Every part of this amazing tree has medicinal value in Ayurvedic medicine, however it is the bark that is most commonly used and is the main bioactive ingredient in the legendary Ayurvedic heart tonic known as Arjuna Ksheera Paka. In this preparation, the powerful, healing forces of Arjuna are infused into cow’s milk which then acts as a potent carrier for the healing properties of the herb. The recipe is made by boiling dry, powdered Arjuna tree bark with pre-boiled and cooled milk and water until the water has significantly evaporated. It’s then filtered through a fine sieve or cloth to collect the fortified milk. This powerful home remedy has been used for thousands of years. According to Ayurveda, Arjuna Ksheera Paka can be helpful for stress, insomnia, high cholesterol, high triglycerides, mild to moderate heart problems and for countering a genetic predisposition towards heart disease.
Arjuna is a beloved Ayurvedic remedy mentioned in several ancient Ayurvedic texts, including the Charaka Samhita, Sushruta Samhita and the Ashtanga Hridayam. According to a 2014 review published in the Journal of Traditional and Complementary Medicine, Revisiting Terminalia Arjuna – An Ancient Cardiovascular Drug, Arjuna has long been revered for its anti-inflammatory, cardioprotective properties. The review states that it was Vagbhata, a 12th century Sanskrit scholar and one of the most influential writers of Ayurveda, who first encouraged the use of Arjuna to treat heart ailments.

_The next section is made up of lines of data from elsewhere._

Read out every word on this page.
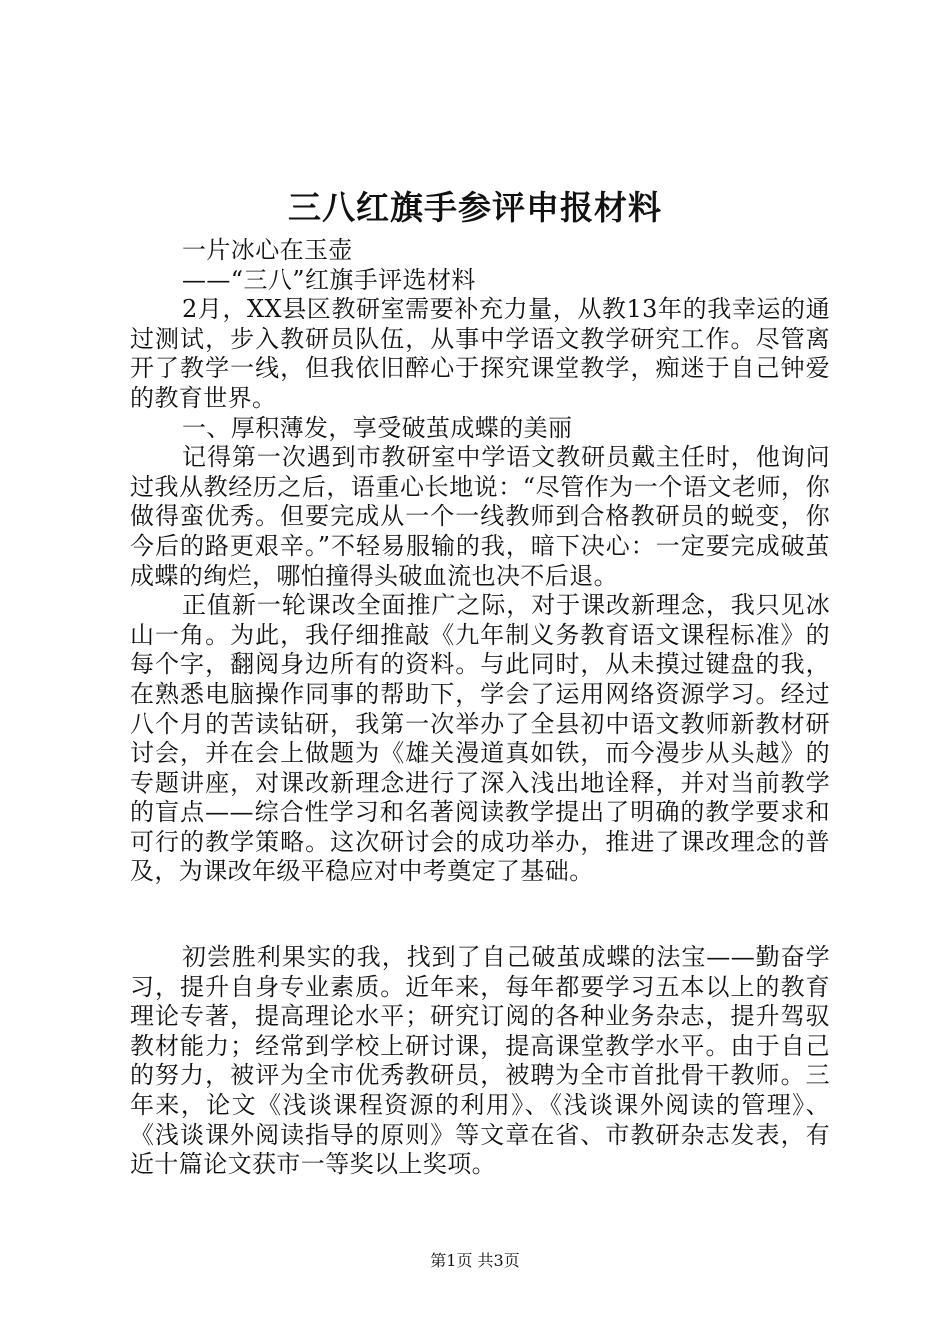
三八红旗手参评申报材料

一片冰心在玉壶

——“三八”红旗手评选材料

2月，XX县区教研室需要补充力量，从教13年的我幸运的通过测试，步入教研员队伍，从事中学语文教学研究工作。尽管离开了教学一线，但我依旧醉心于探究课堂教学，痴迷于自己钟爱的教育世界。

一、厚积薄发，享受破茧成蝶的美丽

记得第一次遇到市教研室中学语文教研员戴主任时，他询问过我从教经历之后，语重心长地说：“尽管作为一个语文老师，你做得蛮优秀。但要完成从一个一线教师到合格教研员的蜕变，你今后的路更艰辛。”不轻易服输的我，暗下决心：一定要完成破茧成蝶的绚烂，哪怕撞得头破血流也决不后退。

正值新一轮课改全面推广之际，对于课改新理念，我只见冰山一角。为此，我仔细推敲《九年制义务教育语文课程标准》的每个字，翻阅身边所有的资料。与此同时，从未摸过键盘的我，在熟悉电脑操作同事的帮助下，学会了运用网络资源学习。经过八个月的苦读钻研，我第一次举办了全县初中语文教师新教材研讨会，并在会上做题为《雄关漫道真如铁，而今漫步从头越》的专题讲座，对课改新理念进行了深入浅出地诠释，并对当前教学的盲点——综合性学习和名著阅读教学提出了明确的教学要求和可行的教学策略。这次研讨会的成功举办，推进了课改理念的普及，为课改年级平稳应对中考奠定了基础。

初尝胜利果实的我，找到了自己破茧成蝶的法宝——勤奋学习，提升自身专业素质。近年来，每年都要学习五本以上的教育理论专著，提高理论水平；研究订阅的各种业务杂志，提升驾驭教材能力；经常到学校上研讨课，提高课堂教学水平。由于自己的努力，被评为全市优秀教研员，被聘为全市首批骨干教师。三年来，论文《浅谈课程资源的利用》、《浅谈课外阅读的管理》、《浅谈课外阅读指导的原则》等文章在省、市教研杂志发表，有近十篇论文获市一等奖以上奖项。

第1页 共3页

Arjuna’s healing benefits are numerous. According to The Pharma Innovation Journal, 2018 review, Terminalia Arjuna: Competent Source of Bioactive Components in Functional Food and Drugs, medicinal plants like Arjuna have been used as therapeutic agents for human diseases for ages. The studies of Arjuna show that it contains numerous bioactive plant compounds including flavonoids, tannins, glycosides, saponins, ellagic acid, gallic acid, and minerals including zinc, calcium, magnesium, and copper that provide antimicrobial, cardioprotective, antifungal, antioxidant and anti-inflammatory properties.

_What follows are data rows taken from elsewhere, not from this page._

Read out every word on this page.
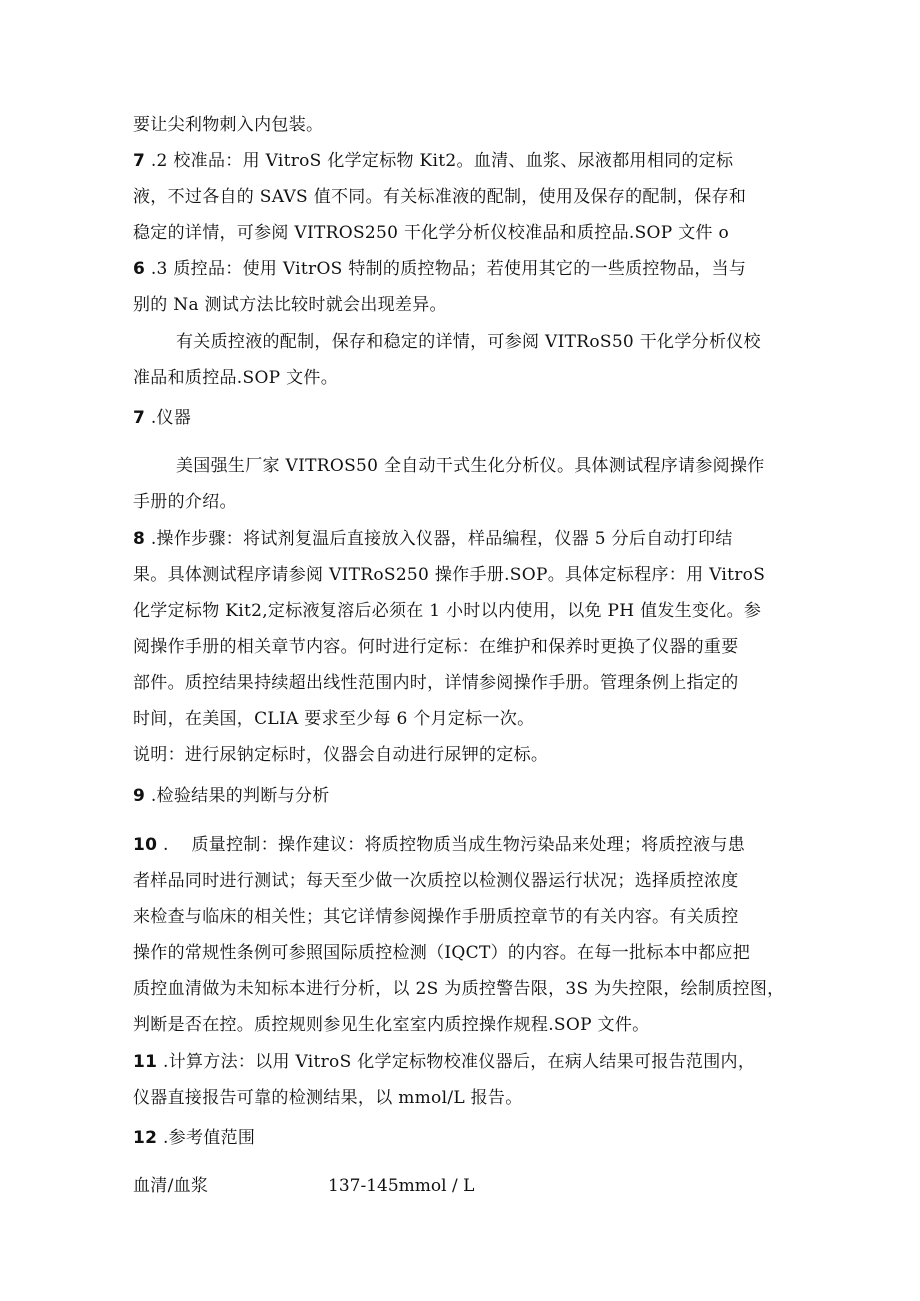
要让尖利物刺入内包装。
7 .2 校准品：用 VitroS 化学定标物 Kit2。血清、血浆、尿液都用相同的定标
液，不过各自的 SAVS 值不同。有关标准液的配制，使用及保存的配制，保存和
稳定的详情，可参阅 VITROS250 干化学分析仪校准品和质控品.SOP 文件 o
6 .3 质控品：使用 VitrOS 特制的质控物品；若使用其它的一些质控物品，当与
别的 Na 测试方法比较时就会出现差异。
有关质控液的配制，保存和稳定的详情，可参阅 VITRoS50 干化学分析仪校
准品和质控品.SOP 文件。
7 .仪器
美国强生厂家 VITROS50 全自动干式生化分析仪。具体测试程序请参阅操作
手册的介绍。
8 .操作步骤：将试剂复温后直接放入仪器，样品编程，仪器 5 分后自动打印结
果。具体测试程序请参阅 VITRoS250 操作手册.SOP。具体定标程序：用 VitroS
化学定标物 Kit2,定标液复溶后必须在 1 小时以内使用，以免 PH 值发生变化。参
阅操作手册的相关章节内容。何时进行定标：在维护和保养时更换了仪器的重要
部件。质控结果持续超出线性范围内时，详情参阅操作手册。管理条例上指定的
时间，在美国，CLIA 要求至少每 6 个月定标一次。
说明：进行尿钠定标时，仪器会自动进行尿钾的定标。
9 .检验结果的判断与分析
10 .    质量控制：操作建议：将质控物质当成生物污染品来处理；将质控液与患
者样品同时进行测试；每天至少做一次质控以检测仪器运行状况；选择质控浓度
来检查与临床的相关性；其它详情参阅操作手册质控章节的有关内容。有关质控
操作的常规性条例可参照国际质控检测（IQCT）的内容。在每一批标本中都应把
质控血清做为未知标本进行分析，以 2S 为质控警告限，3S 为失控限，绘制质控图，
判断是否在控。质控规则参见生化室室内质控操作规程.SOP 文件。
11 .计算方法：以用 VitroS 化学定标物校准仪器后，在病人结果可报告范围内，
仪器直接报告可靠的检测结果，以 mmol/L 报告。
12 .参考值范围
血清/血浆	137-145mmol / L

According to Ayurveda, Arjuna is a potent heart medicine that can improve circulation in the coronary arteries and protect the heart from ischemic damage due to an inadequate supply of blood. It is believed to promote good digestion, improve insulin sensitivity, and slow down the ageing process.
When it comes to cardiovascular health, arjuna shows promising benefits for the following:
- Reduces total cholesterol, triglycerides, and LDL while supporting healthy levels of HDL
- Regulates blood sugar and supports proper glucose metabolism
- Decreases free radical damage
- Decreases hepatic lipid peroxidation
- Reduces inflammation (see article on cardiac tonic, Arjuna Ksheera Paka)
- Helps lower blood pressure by dilating and relaxing the blood vessels
- Combats inflammation due to anti-inflammatory and antioxidant compounds that protect the body from the harmful effects of toxins
- Helps in wound healing due to the presence of tannins
- Has adaptogenic properties that help manage stress and anxiety by inducing a sense of relaxation. This is very important for heart health since chronic stress is a contributing factor
- Helps fight mild to chronic diseases by neutralizing free radicals in the body
Ayurveda teaches us that Arjuna supplies prana to the heart. Prana is sacred life force. It is vital physical and energetic nourishment for the heart. It pacifies Kapha and Pitta doshas, and can aggravate Vata dosha if not taken correctly. As with all herbal medications, we recommend consulting a qualified health care practitioner with knowledge of Ayurveda, herbs, spices and natural plant medicines.